Methods: We conducted a cross-sectional survey of patients with a history of traumatic lower extremity injury distal to the mid-femur. We collected demographic, clinical, and patient-reported outcomes (PROs) data using the LIMB-Q. Our primary outcome was the LIMB-Q Financial Burden score (range 0-100, lower scores indicate greater financial toxicity).
Results: We collected data from 301 respondents. Mean age was 42 years (SD 16). Most respondents were men (64%), White (65%), and American (71%) with less than a college degree (56%) and annual incomes of less than $30,000 (29%). The median time from injury was 2 years (IQR: 1-4). Most respondents underwent fracture fixation only (56%), followed by soft tissue reconstruction (28%), and amputation (16%). The mean LIMB-Q Financial Burden score was 56 (SD 20). Amputation was associated with the greatest financial toxicity (p<0.05). Black race, lower education level, and lower income were associated with greater financial toxicity (p<0.05).
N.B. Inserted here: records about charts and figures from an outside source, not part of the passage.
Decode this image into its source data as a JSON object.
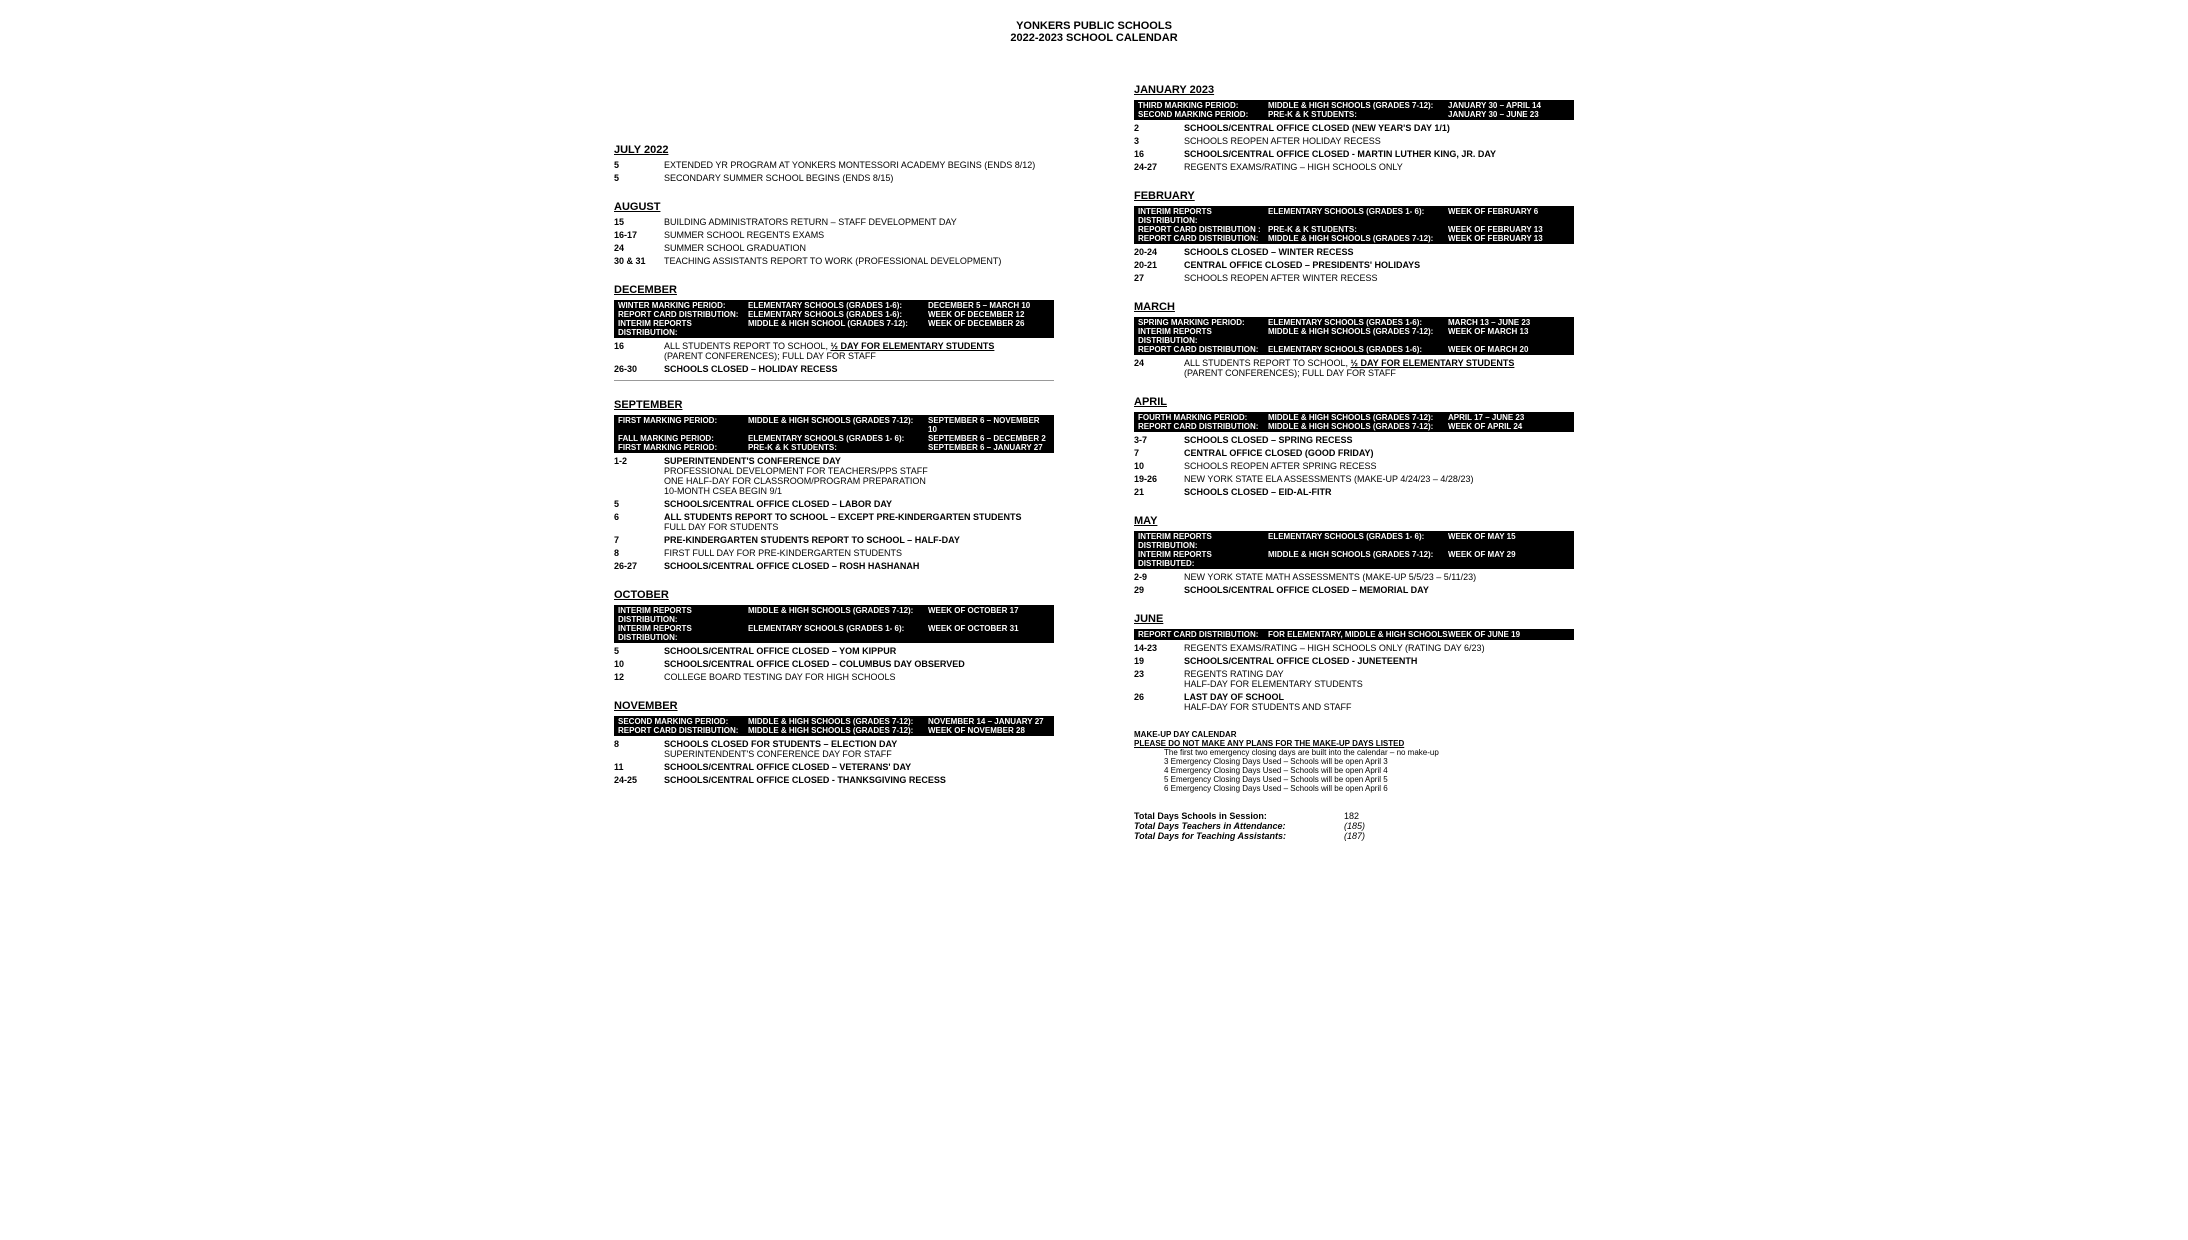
{
  "header": {
    "line1": "YONKERS PUBLIC SCHOOLS",
    "line2": "2022-2023 SCHOOL CALENDAR"
  },
  "colors": {
    "bg": "#ffffff",
    "text": "#000000",
    "banner_bg": "#000000",
    "banner_text": "#ffffff"
  },
  "left": [
    {
      "title": "JULY 2022",
      "banners": [],
      "events": [
        {
          "date": "5",
          "lines": [
            {
              "text": "EXTENDED YR PROGRAM AT YONKERS MONTESSORI ACADEMY BEGINS (ENDS 8/12)"
            }
          ]
        },
        {
          "date": "5",
          "lines": [
            {
              "text": "SECONDARY SUMMER SCHOOL BEGINS (ENDS 8/15)"
            }
          ]
        }
      ]
    },
    {
      "title": "AUGUST",
      "banners": [],
      "events": [
        {
          "date": "15",
          "lines": [
            {
              "text": "BUILDING ADMINISTRATORS RETURN – STAFF DEVELOPMENT DAY"
            }
          ]
        },
        {
          "date": "16-17",
          "lines": [
            {
              "text": "SUMMER SCHOOL REGENTS EXAMS"
            }
          ]
        },
        {
          "date": "24",
          "lines": [
            {
              "text": "SUMMER SCHOOL GRADUATION"
            }
          ]
        },
        {
          "date": "30 & 31",
          "lines": [
            {
              "text": "TEACHING ASSISTANTS REPORT TO WORK (PROFESSIONAL DEVELOPMENT)"
            }
          ]
        }
      ]
    },
    {
      "title": "DECEMBER",
      "banners": [
        {
          "c1": "WINTER MARKING PERIOD:",
          "c2": "ELEMENTARY SCHOOLS (GRADES 1-6):",
          "c3": "DECEMBER 5 – MARCH 10"
        },
        {
          "c1": "REPORT CARD DISTRIBUTION:",
          "c2": "ELEMENTARY SCHOOLS (GRADES 1-6):",
          "c3": "WEEK OF DECEMBER 12"
        },
        {
          "c1": "INTERIM REPORTS DISTRIBUTION:",
          "c2": "MIDDLE & HIGH SCHOOL (GRADES 7-12):",
          "c3": "WEEK OF DECEMBER 26"
        }
      ],
      "events": [
        {
          "date": "16",
          "lines": [
            {
              "text": "ALL STUDENTS REPORT TO SCHOOL, ",
              "inline": true
            },
            {
              "text": "½ DAY FOR ELEMENTARY STUDENTS",
              "bold": true,
              "underline": true
            },
            {
              "text": "(PARENT CONFERENCES); FULL DAY FOR STAFF"
            }
          ]
        },
        {
          "date": "26-30",
          "lines": [
            {
              "text": "SCHOOLS CLOSED – HOLIDAY RECESS",
              "bold": true
            }
          ]
        }
      ],
      "divider_after": true
    },
    {
      "title": "SEPTEMBER",
      "banners": [
        {
          "c1": "FIRST MARKING PERIOD:",
          "c2": "MIDDLE & HIGH SCHOOLS (GRADES 7-12):",
          "c3": "SEPTEMBER 6 – NOVEMBER 10"
        },
        {
          "c1": "FALL MARKING PERIOD:",
          "c2": "ELEMENTARY SCHOOLS   (GRADES 1- 6):",
          "c3": "SEPTEMBER 6 – DECEMBER 2"
        },
        {
          "c1": "FIRST MARKING PERIOD:",
          "c2": "PRE-K  & K STUDENTS:",
          "c3": "SEPTEMBER 6 – JANUARY 27"
        }
      ],
      "events": [
        {
          "date": "1-2",
          "lines": [
            {
              "text": "SUPERINTENDENT'S CONFERENCE DAY",
              "bold": true
            },
            {
              "text": "PROFESSIONAL DEVELOPMENT FOR TEACHERS/PPS STAFF"
            },
            {
              "text": "ONE HALF-DAY FOR CLASSROOM/PROGRAM PREPARATION"
            },
            {
              "text": "10-MONTH CSEA BEGIN 9/1"
            }
          ]
        },
        {
          "date": "5",
          "lines": [
            {
              "text": "SCHOOLS/CENTRAL OFFICE CLOSED – LABOR DAY",
              "bold": true
            }
          ]
        },
        {
          "date": "6",
          "lines": [
            {
              "text": "ALL STUDENTS REPORT TO SCHOOL – EXCEPT PRE-KINDERGARTEN STUDENTS",
              "bold": true
            },
            {
              "text": "FULL DAY FOR STUDENTS"
            }
          ]
        },
        {
          "date": "7",
          "lines": [
            {
              "text": "PRE-KINDERGARTEN STUDENTS REPORT TO SCHOOL – HALF-DAY",
              "bold": true
            }
          ]
        },
        {
          "date": "8",
          "lines": [
            {
              "text": "FIRST FULL DAY FOR PRE-KINDERGARTEN STUDENTS"
            }
          ]
        },
        {
          "date": "26-27",
          "lines": [
            {
              "text": "SCHOOLS/CENTRAL OFFICE CLOSED – ROSH HASHANAH",
              "bold": true
            }
          ]
        }
      ]
    },
    {
      "title": "OCTOBER",
      "banners": [
        {
          "c1": "INTERIM REPORTS DISTRIBUTION:",
          "c2": "MIDDLE & HIGH SCHOOLS (GRADES 7-12):",
          "c3": "WEEK OF OCTOBER 17"
        },
        {
          "c1": "INTERIM REPORTS DISTRIBUTION:",
          "c2": "ELEMENTARY SCHOOLS   (GRADES 1- 6):",
          "c3": "WEEK OF OCTOBER 31"
        }
      ],
      "events": [
        {
          "date": "5",
          "lines": [
            {
              "text": "SCHOOLS/CENTRAL OFFICE CLOSED – YOM KIPPUR",
              "bold": true
            }
          ]
        },
        {
          "date": "10",
          "lines": [
            {
              "text": "SCHOOLS/CENTRAL OFFICE CLOSED – COLUMBUS DAY OBSERVED",
              "bold": true
            }
          ]
        },
        {
          "date": "12",
          "lines": [
            {
              "text": "COLLEGE BOARD TESTING DAY FOR HIGH SCHOOLS"
            }
          ]
        }
      ]
    },
    {
      "title": "NOVEMBER",
      "banners": [
        {
          "c1": "SECOND MARKING PERIOD:",
          "c2": "MIDDLE & HIGH SCHOOLS (GRADES 7-12):",
          "c3": "NOVEMBER 14 – JANUARY 27"
        },
        {
          "c1": "REPORT CARD DISTRIBUTION:",
          "c2": "MIDDLE & HIGH SCHOOLS (GRADES 7-12):",
          "c3": "WEEK OF NOVEMBER 28"
        }
      ],
      "events": [
        {
          "date": "8",
          "lines": [
            {
              "text": "SCHOOLS CLOSED FOR STUDENTS – ELECTION DAY",
              "bold": true
            },
            {
              "text": "SUPERINTENDENT'S CONFERENCE DAY FOR STAFF"
            }
          ]
        },
        {
          "date": "11",
          "lines": [
            {
              "text": "SCHOOLS/CENTRAL OFFICE CLOSED – VETERANS' DAY",
              "bold": true
            }
          ]
        },
        {
          "date": "24-25",
          "lines": [
            {
              "text": "SCHOOLS/CENTRAL OFFICE CLOSED - THANKSGIVING RECESS",
              "bold": true
            }
          ]
        }
      ]
    }
  ],
  "right": [
    {
      "title": "JANUARY 2023",
      "banners": [
        {
          "c1": "THIRD MARKING PERIOD:",
          "c2": "MIDDLE & HIGH SCHOOLS (GRADES 7-12):",
          "c3": "JANUARY 30 – APRIL 14"
        },
        {
          "c1": "SECOND MARKING PERIOD:",
          "c2": "PRE-K & K STUDENTS:",
          "c3": "JANUARY 30 – JUNE 23"
        }
      ],
      "events": [
        {
          "date": "2",
          "lines": [
            {
              "text": "SCHOOLS/CENTRAL OFFICE CLOSED (NEW YEAR'S DAY 1/1)",
              "bold": true
            }
          ]
        },
        {
          "date": "3",
          "lines": [
            {
              "text": "SCHOOLS REOPEN AFTER HOLIDAY RECESS"
            }
          ]
        },
        {
          "date": "16",
          "lines": [
            {
              "text": "SCHOOLS/CENTRAL OFFICE CLOSED - MARTIN LUTHER KING, JR. DAY",
              "bold": true
            }
          ]
        },
        {
          "date": "24-27",
          "lines": [
            {
              "text": "REGENTS EXAMS/RATING – HIGH SCHOOLS ONLY"
            }
          ]
        }
      ]
    },
    {
      "title": "FEBRUARY",
      "banners": [
        {
          "c1": "INTERIM REPORTS DISTRIBUTION:",
          "c2": "ELEMENTARY SCHOOLS   (GRADES 1- 6):",
          "c3": "WEEK OF FEBRUARY 6"
        },
        {
          "c1": "REPORT CARD DISTRIBUTION :",
          "c2": "PRE-K & K STUDENTS:",
          "c3": "WEEK OF FEBRUARY 13"
        },
        {
          "c1": "REPORT CARD DISTRIBUTION:",
          "c2": "MIDDLE & HIGH SCHOOLS (GRADES 7-12):",
          "c3": "WEEK OF FEBRUARY 13"
        }
      ],
      "events": [
        {
          "date": "20-24",
          "lines": [
            {
              "text": "SCHOOLS CLOSED – WINTER RECESS",
              "bold": true
            }
          ]
        },
        {
          "date": "20-21",
          "lines": [
            {
              "text": "CENTRAL OFFICE CLOSED – PRESIDENTS' HOLIDAYS",
              "bold": true
            }
          ]
        },
        {
          "date": "27",
          "lines": [
            {
              "text": "SCHOOLS REOPEN AFTER WINTER RECESS"
            }
          ]
        }
      ]
    },
    {
      "title": "MARCH",
      "banners": [
        {
          "c1": "SPRING MARKING PERIOD:",
          "c2": "ELEMENTARY SCHOOLS   (GRADES 1-6):",
          "c3": "MARCH 13 – JUNE 23"
        },
        {
          "c1": "INTERIM REPORTS DISTRIBUTION:",
          "c2": "MIDDLE & HIGH SCHOOLS (GRADES 7-12):",
          "c3": "WEEK OF MARCH 13"
        },
        {
          "c1": "REPORT CARD DISTRIBUTION:",
          "c2": "ELEMENTARY SCHOOLS   (GRADES 1-6):",
          "c3": "WEEK OF MARCH 20"
        }
      ],
      "events": [
        {
          "date": "24",
          "lines": [
            {
              "text": "ALL STUDENTS REPORT TO SCHOOL, ",
              "inline": true
            },
            {
              "text": "½ DAY FOR ELEMENTARY STUDENTS",
              "bold": true,
              "underline": true
            },
            {
              "text": "(PARENT CONFERENCES); FULL DAY FOR STAFF"
            }
          ]
        }
      ]
    },
    {
      "title": "APRIL",
      "banners": [
        {
          "c1": "FOURTH MARKING PERIOD:",
          "c2": "MIDDLE & HIGH SCHOOLS (GRADES 7-12):",
          "c3": "APRIL 17 – JUNE 23"
        },
        {
          "c1": "REPORT CARD DISTRIBUTION:",
          "c2": "MIDDLE & HIGH SCHOOLS (GRADES 7-12):",
          "c3": "WEEK OF APRIL 24"
        }
      ],
      "events": [
        {
          "date": "3-7",
          "lines": [
            {
              "text": "SCHOOLS CLOSED  – SPRING RECESS",
              "bold": true
            }
          ]
        },
        {
          "date": "7",
          "lines": [
            {
              "text": "CENTRAL OFFICE CLOSED (GOOD FRIDAY)",
              "bold": true
            }
          ]
        },
        {
          "date": "10",
          "lines": [
            {
              "text": "SCHOOLS REOPEN AFTER SPRING RECESS"
            }
          ]
        },
        {
          "date": "19-26",
          "lines": [
            {
              "text": "NEW YORK STATE ELA ASSESSMENTS (MAKE-UP 4/24/23 – 4/28/23)"
            }
          ]
        },
        {
          "date": "21",
          "lines": [
            {
              "text": "SCHOOLS CLOSED – EID-AL-FITR",
              "bold": true
            }
          ]
        }
      ]
    },
    {
      "title": "MAY",
      "banners": [
        {
          "c1": "INTERIM REPORTS DISTRIBUTION:",
          "c2": "ELEMENTARY SCHOOLS   (GRADES 1- 6):",
          "c3": "WEEK OF MAY 15"
        },
        {
          "c1": "INTERIM REPORTS DISTRIBUTED:",
          "c2": "MIDDLE & HIGH SCHOOLS (GRADES 7-12):",
          "c3": "WEEK OF MAY 29"
        }
      ],
      "events": [
        {
          "date": "2-9",
          "lines": [
            {
              "text": "NEW YORK STATE MATH ASSESSMENTS (MAKE-UP 5/5/23 – 5/11/23)"
            }
          ]
        },
        {
          "date": "29",
          "lines": [
            {
              "text": "SCHOOLS/CENTRAL OFFICE CLOSED  – MEMORIAL DAY",
              "bold": true
            }
          ]
        }
      ]
    },
    {
      "title": "JUNE",
      "banners": [
        {
          "c1": "REPORT CARD DISTRIBUTION:",
          "c2": "FOR ELEMENTARY, MIDDLE & HIGH SCHOOLS",
          "c3": "WEEK OF JUNE 19"
        }
      ],
      "events": [
        {
          "date": "14-23",
          "lines": [
            {
              "text": "REGENTS EXAMS/RATING – HIGH SCHOOLS ONLY (RATING DAY 6/23)"
            }
          ]
        },
        {
          "date": "19",
          "lines": [
            {
              "text": "SCHOOLS/CENTRAL OFFICE CLOSED - JUNETEENTH",
              "bold": true
            }
          ]
        },
        {
          "date": "23",
          "lines": [
            {
              "text": "REGENTS RATING DAY"
            },
            {
              "text": "HALF-DAY FOR ELEMENTARY STUDENTS"
            }
          ]
        },
        {
          "date": "26",
          "lines": [
            {
              "text": "LAST DAY OF SCHOOL",
              "bold": true
            },
            {
              "text": "HALF-DAY FOR STUDENTS AND STAFF"
            }
          ]
        }
      ]
    }
  ],
  "makeup": {
    "title": "MAKE-UP DAY CALENDAR",
    "sub": "PLEASE DO NOT MAKE ANY PLANS FOR THE MAKE-UP DAYS LISTED",
    "lines": [
      "The first two emergency closing days are built into the calendar – no make-up",
      "3 Emergency Closing Days Used – Schools will be open April 3",
      "4 Emergency Closing Days Used – Schools will be open April 4",
      "5 Emergency Closing Days Used – Schools will be open April 5",
      "6 Emergency Closing Days Used – Schools will be open April 6"
    ]
  },
  "totals": {
    "r1_label": "Total Days Schools in Session:",
    "r1_val": "182",
    "r2_label": "Total Days Teachers in Attendance:",
    "r2_val": "(185)",
    "r3_label": "Total Days for Teaching Assistants:",
    "r3_val": "(187)"
  }
}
Greater financial toxicity was associated with worse scores on LIMB-Q Symptoms and Psychological scales (p<0.01). Financial toxicity did not change with increasing time from injury (p>0.05).
Conclusion: Risk factors for financial toxicity among lower extremity trauma patients included amputation, soft tissue reconstruction, Black race, lower education level, and lower income. Financial toxicity may be a modifiable risk factor for improving clinical outcomes in high-risk patients.
Keywords: Amputation; Financial toxicity; Lower extremity; Quality of life; Reconstruction; Trauma.